Common Methods

Using objects in Java Collections (and elsewhere) relies on a few common methods
- toString (Object) - already covered
- equals (Object)
- hashCode (Object)
- compareTo (Comparable)
Often need to write these, but quite easy to mess them up → subtle bugs
(Although core, this is a bit advanced... but after a year of Java, so are you.)

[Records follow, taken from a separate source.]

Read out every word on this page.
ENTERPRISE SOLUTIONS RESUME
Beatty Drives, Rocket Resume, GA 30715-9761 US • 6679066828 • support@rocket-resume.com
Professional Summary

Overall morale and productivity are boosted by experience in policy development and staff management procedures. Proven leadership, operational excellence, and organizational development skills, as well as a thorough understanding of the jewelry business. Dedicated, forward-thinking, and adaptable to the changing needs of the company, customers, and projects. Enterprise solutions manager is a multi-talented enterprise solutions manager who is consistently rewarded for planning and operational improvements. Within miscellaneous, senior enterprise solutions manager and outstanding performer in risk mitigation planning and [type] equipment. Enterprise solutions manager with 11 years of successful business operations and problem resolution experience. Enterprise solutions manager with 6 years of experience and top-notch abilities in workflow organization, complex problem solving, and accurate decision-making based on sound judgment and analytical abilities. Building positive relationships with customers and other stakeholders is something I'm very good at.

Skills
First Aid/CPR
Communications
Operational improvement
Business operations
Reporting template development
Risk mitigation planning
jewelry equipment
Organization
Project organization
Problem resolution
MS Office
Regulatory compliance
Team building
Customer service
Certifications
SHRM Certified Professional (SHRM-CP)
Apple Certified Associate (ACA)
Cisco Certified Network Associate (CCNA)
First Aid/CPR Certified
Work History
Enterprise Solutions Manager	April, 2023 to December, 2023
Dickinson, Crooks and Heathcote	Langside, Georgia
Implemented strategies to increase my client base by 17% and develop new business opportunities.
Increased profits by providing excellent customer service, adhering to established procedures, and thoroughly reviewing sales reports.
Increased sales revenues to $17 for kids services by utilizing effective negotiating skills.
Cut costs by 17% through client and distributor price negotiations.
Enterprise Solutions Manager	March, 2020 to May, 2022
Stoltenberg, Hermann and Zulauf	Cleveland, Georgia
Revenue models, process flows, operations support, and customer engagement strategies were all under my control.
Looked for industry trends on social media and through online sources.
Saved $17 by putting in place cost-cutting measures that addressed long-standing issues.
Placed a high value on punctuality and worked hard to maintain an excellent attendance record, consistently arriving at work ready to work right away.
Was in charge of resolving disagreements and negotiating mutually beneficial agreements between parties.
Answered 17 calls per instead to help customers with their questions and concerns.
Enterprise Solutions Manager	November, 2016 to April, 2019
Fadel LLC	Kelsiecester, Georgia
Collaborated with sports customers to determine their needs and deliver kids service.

PlayingCard (from last time)

public class PlayingCard {

  private int value;
  private Suit suit;

  public PlayingCard(int value, Suit suit) {
    if (value < 1 || value > 13) {
      throw new IllegalArgumentException("Value " + value +
          " out of valid 1 - 13 range.");
    }
    this.value = value;
    this.suit = suit;
  }

  public int getValue() {
    return this.value;
  }
  public Suit getSuit()  {
    return this.suit;
  }

  @Override
  public String toString() {
    String v = "" + this.value;
    switch (this.value) {
      case 1:  v = "A"; break;
      case 11: v = "J"; break;
      case 12: v = "Q"; break;
      case 13: v = "K"; break;
    }
    return v + this.suit;
  }

  // nested class for Suit
  public static enum Suit {
    C, D, H, S;
  }
}

At this point

  PlayingCard fourC = new PlayingCard(4, PlayingCard.Suit.C);
  PlayingCard fourC2 = new PlayingCard(4, PlayingCard.Suit.C);
  PlayingCard jackH = new PlayingCard(11, PlayingCard.Suit.H);

  // overridden toString() (vs orginal in Object)
  System.out.println(fourC);  // 4C  (was: PlayingCard@4d29dcc0)
  System.out.println(fourC2); // 4C  (was: PlayingCard@4c53ccba)
  System.out.println(jackH);  // JH  (was: PlayingCard@11a5ee7c)

  // equals
  System.out.println(fourC.equals(fourC));  // true
  System.out.println(fourC.equals(jackH));  // false
  System.out.println(fourC.equals(fourC2)); // false
  
  // as Set
  List<PlayingCard> hand = Arrays.asList(fourC, fourC2, jackH);
  Set<PlayingCard> set = new HashSet<PlayingCard>(hand);
  System.out.println(set);  // [4C, JH, 4C]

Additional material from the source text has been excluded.